Sunday, August 4, 2013

I am Clark Griswold


I am Clark Griswold.  Like an Alcoholics Anonymous confession to start a meeting, knowing you have a problem is half the battle.  Like the father character played by Chevy Chase in National Lampoon’s Vacation, I am getting ready to take my family on a road trip to California.  Also like Clark I have planned plenty of stops along the way, because as Clark says “getting there is half the fun.”

Watching the film again as trip preparation I realize just as Clark neurotically plans his own cross country odyssey from Chicago to Walley World I too have the same over planning gene (sadly I have also been compared to Julie the Cruise Director on the Love Boat so I would actually prefer the Clark Griswold reference).  While our trip gladly will skip some aspects of the Griswold itinerary like a visit to the St. Louis ghetto and a trip to the relatives to pick up Aunt Etna which leads to a side trip to Phoenix, there are many elements that will be included in our trip including the landscapes of Colorado and Utah (our dog will do better I promise you then Dinky’s fate in the film) and a culmination in a visit to Magic Mountain which played Walley World in the film.  Hopefully our trip does not go off the tracks like the Griswold’s vacation does turning me from the neurotic on the edge suburban Dad to the John Candy security guard kidnapper with a pellet gun at the end.

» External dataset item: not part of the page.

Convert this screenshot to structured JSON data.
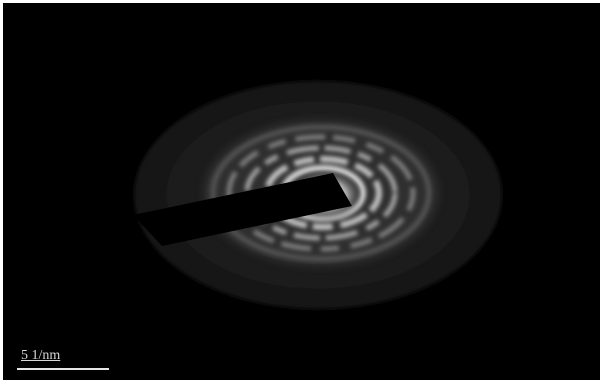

Even if you don’t have a family road trip planned for the summer, I do recommend the Vacation film as something you should go back and watch.  Whether it be the Christie Brinkley as the siren in the red Ferrari, Anthony Michael Hall as son Rusty before his brat pack days, the uncomfortable relatives led by cousin Eddie (Randy Quaid), and the final scenes at Walley World this movie has all sorts of classic moments.  I had almost forgotten that this movie was a John Hughes film done before he started his classic run of Sixteen Candles, the Breakfast Club, Weird Science, Pretty in Pink, Ferris Bueller’s Day Off, and Some Kind of Wonderful that pretty much documented my growing up in the eighties.  That alone makes it a reason to understand the beginning of that stretch of films that characterized many of my teenage trips to the movies.